La Iglesia y este hecho son mencionados por Carlos Darwin en su diario de viaje a bordo del HMS Beagle entre 1831 y 1836: "La Iglesia es una curiosa ruina. Era usada como polvorín, y fue alcanzada por un rayo durante una de las miles de tormentas eléctricas del Río de la Plata. La explosión voló dos terceras partes del edificio hasta los cimientos; la otra parte queda en pie como un raro y destruido monumento del poder de la electricidad y la pólvora unidos."
El edificio, que con pocos cambios llega hasta nuestros días, se concretó entre los años 1808 y 1810, aprovechándose, en buena parte, la construcción ya existente. Fue reconstruida sobre los planos del arquitecto español Tomás Toribio.
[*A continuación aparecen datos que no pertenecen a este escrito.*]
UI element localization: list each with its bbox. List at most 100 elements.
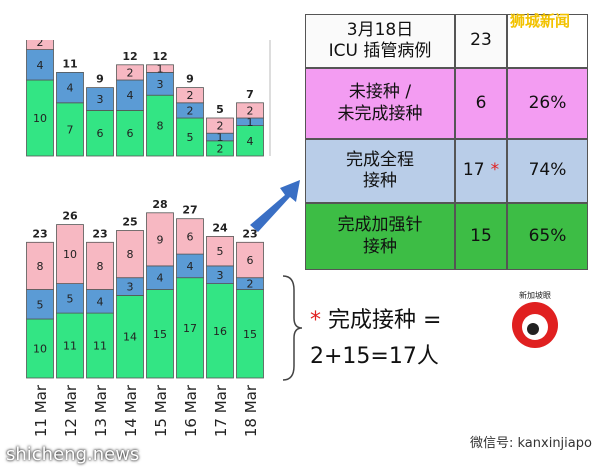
segment-label: 15: [243, 328, 257, 341]
segment-label: 10: [33, 343, 47, 356]
bar-segment: [26, 241, 54, 290]
total-label: 28: [152, 198, 167, 211]
segment-label: 2: [247, 104, 254, 117]
count-mark: *: [490, 160, 500, 181]
arrow: [250, 180, 300, 232]
segment-label: 6: [97, 127, 104, 140]
x-tick-label: 15 Mar: [152, 384, 170, 437]
segment-label: 7: [67, 123, 74, 136]
segment-label: 5: [217, 245, 224, 258]
segment-label: 1: [247, 116, 254, 129]
segment-label: 3: [217, 269, 224, 282]
segment-label: 2: [217, 120, 224, 133]
segment-label: 11: [63, 340, 77, 353]
footer-wechat: 微信号: kanxinjiapo: [470, 436, 592, 451]
count: 15: [470, 225, 492, 246]
segment-label: 4: [127, 89, 134, 102]
label-line: ICU 插管病例: [328, 41, 432, 61]
x-tick-label: 12 Mar: [62, 384, 80, 437]
segment-label: 2: [247, 278, 254, 291]
segment-label: 2: [187, 89, 194, 102]
count: 17: [462, 160, 485, 181]
segment-label: 6: [247, 254, 254, 267]
segment-label: 2: [187, 104, 194, 117]
bar-segment: [56, 72, 84, 104]
segment-label: 8: [127, 248, 134, 261]
pct: 65%: [528, 225, 567, 246]
x-tick-label: 13 Mar: [92, 384, 110, 437]
total-label: 12: [152, 50, 167, 63]
bar-segment: [116, 230, 144, 279]
bar-segment: [116, 64, 144, 81]
x-tick-label: 17 Mar: [212, 384, 230, 437]
total-label: 26: [62, 210, 78, 223]
brand: 狮城新闻: [510, 12, 571, 30]
segment-label: 6: [127, 127, 134, 140]
count-cell: 6: [455, 68, 507, 139]
bar-segment: [26, 79, 54, 157]
count-cell: 17 *: [455, 139, 507, 203]
segment-label: 17: [183, 322, 197, 335]
count: 23: [470, 30, 492, 51]
segment-label: 4: [67, 82, 74, 95]
segment-label: 3: [127, 281, 134, 294]
row-label: 完成加强针 接种: [305, 203, 455, 270]
bar-segment: [236, 241, 264, 279]
bar-segment: [236, 289, 264, 379]
bar-segment: [86, 87, 114, 111]
segment-label: 8: [37, 260, 44, 273]
segment-label: 8: [157, 120, 164, 133]
total-label: 25: [122, 216, 137, 229]
bar-segment: [56, 102, 84, 157]
note-text: 完成接种 =: [328, 308, 442, 333]
bar-segment: [146, 64, 174, 73]
segment-label: 16: [213, 325, 227, 338]
note-mark: *: [310, 308, 321, 333]
segment-label: 4: [97, 295, 104, 308]
pct-cell: 65%: [507, 203, 588, 270]
pct-cell: [507, 14, 588, 68]
label-line: 完成加强针: [337, 215, 423, 236]
segment-label: 2: [37, 36, 44, 49]
count-cell: 15: [455, 203, 507, 270]
bar-segment: [26, 289, 54, 320]
bar-segment: [176, 277, 204, 379]
row-label: 3月18日 ICU 插管病例: [305, 14, 455, 68]
bar-segment: [176, 117, 204, 157]
segment-label: 14: [123, 331, 137, 344]
segment-label: 2: [217, 142, 224, 155]
x-tick-label: 11 Mar: [32, 384, 50, 437]
segment-label: 5: [67, 292, 74, 305]
label-line: 未接种 /: [348, 82, 412, 103]
bar-segment: [26, 40, 54, 51]
bar-segment: [146, 94, 174, 157]
bar-segment: [116, 110, 144, 157]
segment-label: 3: [97, 93, 104, 106]
bar-segment: [86, 110, 114, 157]
count: 6: [475, 92, 487, 113]
bar-segment: [146, 289, 174, 379]
segment-label: 1: [157, 63, 164, 76]
bar-segment: [116, 79, 144, 111]
logo-eye: [527, 323, 539, 335]
bar-segment: [86, 241, 114, 290]
total-label: 27: [182, 204, 197, 217]
total-label: 24: [212, 221, 228, 234]
brace: [282, 275, 303, 381]
pct: 26%: [528, 92, 567, 113]
x-tick-label: 16 Mar: [182, 384, 200, 437]
label-line: 未完成接种: [337, 103, 423, 124]
logo-text: 新加坡眼: [519, 290, 551, 300]
note-line2: 2+15=17人: [310, 344, 439, 369]
segment-label: 5: [37, 298, 44, 311]
bar-segment: [56, 312, 84, 379]
segment-label: 1: [217, 131, 224, 144]
total-label: 5: [216, 103, 224, 116]
pct: 74%: [528, 160, 567, 181]
bar-segment: [86, 312, 114, 379]
bar-segment: [206, 283, 234, 379]
segment-label: 6: [187, 230, 194, 243]
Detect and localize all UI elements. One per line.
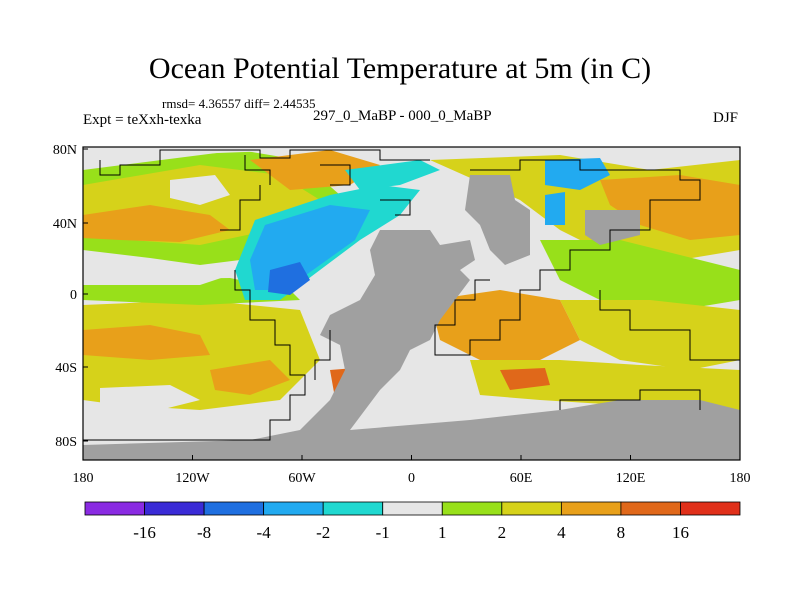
colorbar-swatch xyxy=(680,501,741,516)
anomaly-region xyxy=(83,260,230,285)
lat-tick-label: 80S xyxy=(55,435,77,450)
lat-tick-label: 0 xyxy=(70,288,77,303)
colorbar-label: -8 xyxy=(197,523,211,542)
colorbar-label: 8 xyxy=(617,523,626,542)
colorbar-swatch xyxy=(263,501,324,516)
coastline xyxy=(83,149,740,441)
map-field xyxy=(83,147,740,460)
season-label: DJF xyxy=(712,110,738,126)
lon-tick-label: 0 xyxy=(408,471,415,486)
colorbar-swatch xyxy=(441,501,503,516)
colorbar-swatch xyxy=(203,501,265,516)
anomaly-region xyxy=(600,175,740,240)
lat-tick-label: 80N xyxy=(53,143,77,158)
anomaly-region xyxy=(210,360,290,395)
lon-tick-label: 180 xyxy=(730,471,751,486)
lon-tick-label: 60W xyxy=(288,471,316,486)
colorbar-swatch xyxy=(560,501,622,516)
land-mass xyxy=(83,230,740,460)
colorbar-label: -2 xyxy=(316,523,330,542)
anomaly-region xyxy=(430,290,580,360)
lat-tick-label: 40S xyxy=(55,361,77,376)
colorbar-swatch xyxy=(382,501,443,516)
anomaly-region xyxy=(545,158,610,190)
anomaly-region xyxy=(500,368,550,390)
lon-tick-label: 120W xyxy=(175,471,210,486)
anomaly-region xyxy=(345,160,440,190)
colorbar-label: 2 xyxy=(498,523,507,542)
land-mass xyxy=(585,210,640,245)
colorbar-label: 1 xyxy=(438,523,447,542)
subtitle: 297_0_MaBP - 000_0_MaBP xyxy=(313,108,492,124)
colorbar-swatch xyxy=(501,501,562,516)
anomaly-region xyxy=(250,150,380,190)
lon-tick-label: 60E xyxy=(510,471,533,486)
anomaly-region xyxy=(83,147,740,162)
lon-tick-label: 120E xyxy=(616,471,646,486)
anomaly-region xyxy=(170,175,230,205)
colorbar-label: -4 xyxy=(257,523,272,542)
colorbar-label: 4 xyxy=(557,523,566,542)
colorbar-swatch xyxy=(322,501,384,516)
axis-ticks: 180 120W 60W 0 60E 120E 180 80N 40N 0 40S 80S xyxy=(53,143,751,486)
colorbar-label: 16 xyxy=(672,523,689,542)
anomaly-region xyxy=(83,325,210,360)
lat-tick-label: 40N xyxy=(53,217,77,232)
chart-title: Ocean Potential Temperature at 5m (in C) xyxy=(148,52,652,85)
anomaly-region xyxy=(100,385,200,410)
colorbar-label: -16 xyxy=(133,523,156,542)
anomaly-region xyxy=(560,300,740,370)
anomaly-region xyxy=(83,205,230,242)
experiment-label: Expt = teXxh-texka xyxy=(83,112,202,128)
colorbar: -16 -8 -4 -2 -1 1 2 4 8 16 xyxy=(84,501,741,542)
anomaly-region xyxy=(545,192,565,225)
stats-text: rmsd= 4.36557 diff= 2.44535 xyxy=(162,96,316,111)
colorbar-swatch xyxy=(620,501,681,516)
colorbar-swatch xyxy=(84,501,145,516)
colorbar-swatch xyxy=(144,501,205,516)
colorbar-label: -1 xyxy=(376,523,390,542)
lon-tick-label: 180 xyxy=(73,471,94,486)
land-mass xyxy=(465,175,530,265)
anomaly-region xyxy=(268,262,310,295)
anomaly-region xyxy=(540,240,740,310)
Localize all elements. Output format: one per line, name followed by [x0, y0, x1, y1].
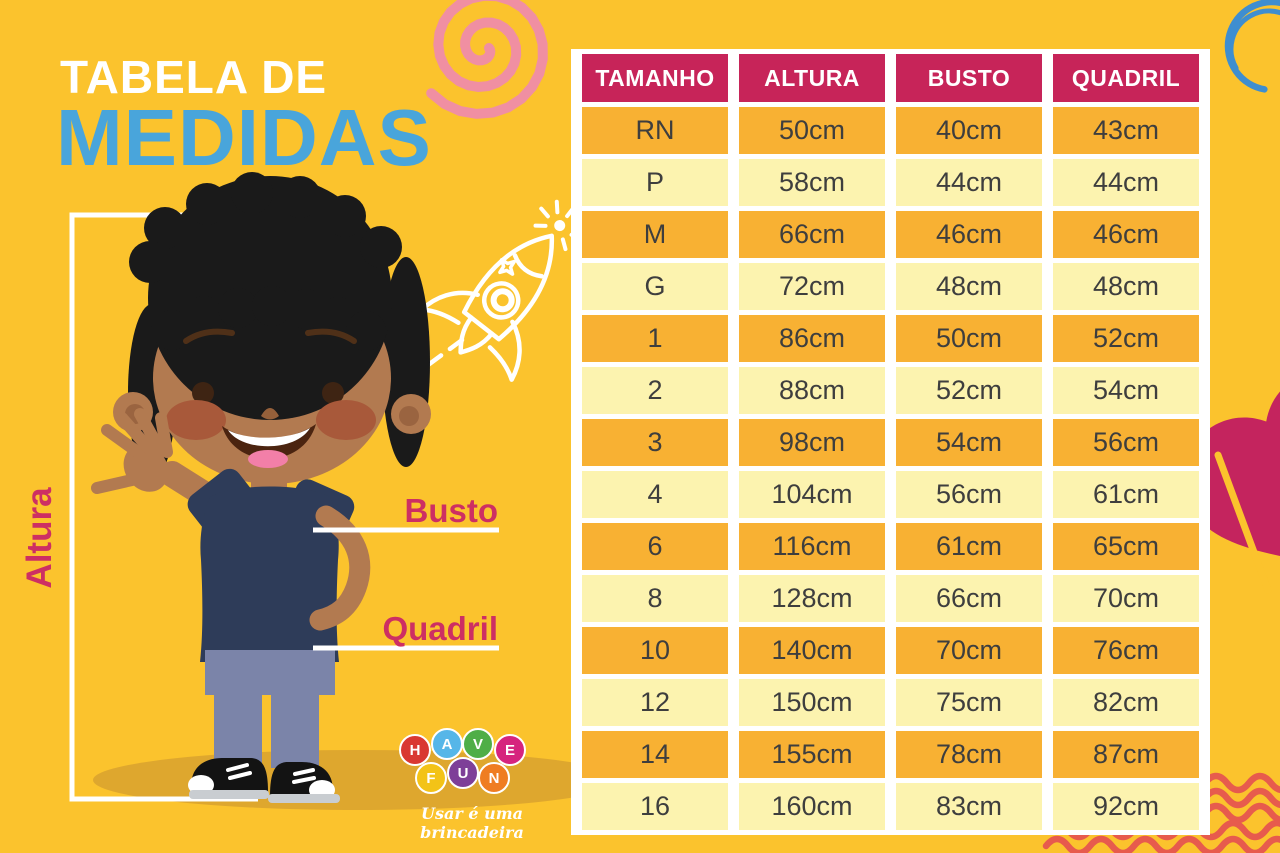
- logo-letter-circle: N: [478, 762, 510, 794]
- hip-cell: 65cm: [1053, 523, 1199, 570]
- hip-cell: 61cm: [1053, 471, 1199, 518]
- bust-label: Busto: [404, 492, 499, 529]
- table-row: P 58cm 44cm 44cm: [582, 159, 1199, 206]
- size-cell: 8: [582, 575, 728, 622]
- bust-cell: 46cm: [896, 211, 1042, 258]
- hip-cell: 56cm: [1053, 419, 1199, 466]
- table-row: 8 128cm 66cm 70cm: [582, 575, 1199, 622]
- table-row: RN 50cm 40cm 43cm: [582, 107, 1199, 154]
- height-cell: 72cm: [739, 263, 885, 310]
- table-header-row: TAMANHO ALTURA BUSTO QUADRIL: [582, 54, 1199, 102]
- logo-letter-circle: F: [415, 762, 447, 794]
- bust-cell: 50cm: [896, 315, 1042, 362]
- heart-icon: [1183, 370, 1280, 594]
- height-cell: 104cm: [739, 471, 885, 518]
- height-cell: 66cm: [739, 211, 885, 258]
- logo-letter-circle: U: [447, 757, 479, 789]
- hip-cell: 54cm: [1053, 367, 1199, 414]
- logo-letter-circle: E: [494, 734, 526, 766]
- table-row: 10 140cm 70cm 76cm: [582, 627, 1199, 674]
- bust-cell: 56cm: [896, 471, 1042, 518]
- size-cell: 1: [582, 315, 728, 362]
- hip-cell: 82cm: [1053, 679, 1199, 726]
- scribble-circle-icon: [1224, 0, 1280, 94]
- header-hip: QUADRIL: [1053, 54, 1199, 102]
- table-row: G 72cm 48cm 48cm: [582, 263, 1199, 310]
- waves-icon: [1042, 772, 1280, 853]
- table-row: M 66cm 46cm 46cm: [582, 211, 1199, 258]
- hip-cell: 92cm: [1053, 783, 1199, 830]
- table-row: 3 98cm 54cm 56cm: [582, 419, 1199, 466]
- size-cell: 14: [582, 731, 728, 778]
- bust-cell: 52cm: [896, 367, 1042, 414]
- hip-cell: 46cm: [1053, 211, 1199, 258]
- height-cell: 86cm: [739, 315, 885, 362]
- size-cell: 6: [582, 523, 728, 570]
- poster-title-line2: MEDIDAS: [56, 93, 432, 182]
- table-row: 6 116cm 61cm 65cm: [582, 523, 1199, 570]
- size-cell: 12: [582, 679, 728, 726]
- height-cell: 140cm: [739, 627, 885, 674]
- height-cell: 50cm: [739, 107, 885, 154]
- bust-cell: 61cm: [896, 523, 1042, 570]
- height-cell: 98cm: [739, 419, 885, 466]
- header-size: TAMANHO: [582, 54, 728, 102]
- logo-letter-circle: V: [462, 728, 494, 760]
- height-cell: 155cm: [739, 731, 885, 778]
- table-row: 16 160cm 83cm 92cm: [582, 783, 1199, 830]
- table-row: 4 104cm 56cm 61cm: [582, 471, 1199, 518]
- logo-tagline: Usar é uma brincadeira: [420, 804, 524, 842]
- height-cell: 128cm: [739, 575, 885, 622]
- size-cell: P: [582, 159, 728, 206]
- bust-cell: 70cm: [896, 627, 1042, 674]
- hip-cell: 70cm: [1053, 575, 1199, 622]
- size-cell: 10: [582, 627, 728, 674]
- height-cell: 58cm: [739, 159, 885, 206]
- size-cell: M: [582, 211, 728, 258]
- size-cell: 2: [582, 367, 728, 414]
- header-bust: BUSTO: [896, 54, 1042, 102]
- height-cell: 116cm: [739, 523, 885, 570]
- bust-cell: 75cm: [896, 679, 1042, 726]
- table-row: 14 155cm 78cm 87cm: [582, 731, 1199, 778]
- hip-cell: 87cm: [1053, 731, 1199, 778]
- hip-cell: 44cm: [1053, 159, 1199, 206]
- logo-letter-circle: H: [399, 734, 431, 766]
- bust-cell: 40cm: [896, 107, 1042, 154]
- height-cell: 88cm: [739, 367, 885, 414]
- size-cell: RN: [582, 107, 728, 154]
- hip-label: Quadril: [382, 610, 498, 647]
- size-cell: 4: [582, 471, 728, 518]
- bust-cell: 78cm: [896, 731, 1042, 778]
- poster-title-line1: TABELA DE: [60, 51, 328, 103]
- size-table: TAMANHO ALTURA BUSTO QUADRIL RN 50cm 40c…: [571, 49, 1210, 835]
- bust-cell: 83cm: [896, 783, 1042, 830]
- bust-cell: 44cm: [896, 159, 1042, 206]
- bust-cell: 48cm: [896, 263, 1042, 310]
- size-cell: G: [582, 263, 728, 310]
- table-row: 12 150cm 75cm 82cm: [582, 679, 1199, 726]
- height-label: Altura: [20, 487, 59, 589]
- hip-cell: 52cm: [1053, 315, 1199, 362]
- sneakers: [188, 758, 340, 803]
- height-cell: 160cm: [739, 783, 885, 830]
- size-cell: 16: [582, 783, 728, 830]
- height-cell: 150cm: [739, 679, 885, 726]
- hip-cell: 48cm: [1053, 263, 1199, 310]
- spiral-icon: [426, 0, 548, 119]
- header-height: ALTURA: [739, 54, 885, 102]
- hip-cell: 76cm: [1053, 627, 1199, 674]
- bust-cell: 54cm: [896, 419, 1042, 466]
- bust-cell: 66cm: [896, 575, 1042, 622]
- logo-letter-circle: A: [431, 728, 463, 760]
- hip-cell: 43cm: [1053, 107, 1199, 154]
- table-row: 1 86cm 50cm 52cm: [582, 315, 1199, 362]
- table-row: 2 88cm 52cm 54cm: [582, 367, 1199, 414]
- size-cell: 3: [582, 419, 728, 466]
- boy-illustration: [69, 172, 623, 810]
Así como mencionaba Darwin, fue alcanzada por un rayo, y entonces reconstruida nuevamente entre 1836 y 1841 (fecha de la que datan sus últimos muros restaurados). En 1976 se reconstruyeron las partes dañadas dejándose a la vista todo lo que es original. La Iglesia se destaca con sus anchos muros, sus altares y sus hermosas tallas. Además es de destacar un retablo del Siglo XVI. La pared del altar estuvo recubierta en mármol, y al ser derribada en una de sus restauraciones se descubre que medio metro más atrás estaba la pared auténtica. El cáliz de hierro fundido sobre dorado, -ubicado ahora sobre el altar-, fue estandarte en la fachada exterior de la iglesia en el año 1841. Conserva aún una pila bautismal que perteneciera a una de las primeras capillas, allá por el año 1700, un altar español de madera, así como un crucifijo tallado por los indios de las misiones jesuíticas, la figura de San Francisco de Asís, junto con un trono del siglo XIX y un sagrario misionero luso-brasileño de jacarandá, que engalanan el templo delicadamente. En la pared lateral se pueden apreciar los distintos estilos de construcción; diferenciándose las paredes de piedra de estilo portugués, de las de ladrillo estilo español. Conserva la concepción original de una sola nave flanqueada por capillas laterales con muros portugueses de mampostería de piedra y de ladrillo y cubierta con bóveda de cañón. La fachada y las cúpulas azulejadas de campanarios fueron recuperadas a partir del año 1957. A su alrededor se encontraba un cementerio y en épocas de la restauración, se extrajeron cantidades de restos. En excavaciones realizadas recientemente, aparecen en el costado izquierdo del templo, ruinas de los cimientos de lo que fuera "La Casa de los Gobernadores", las que junto a la iglesia eran los edificios principales de la ciudad.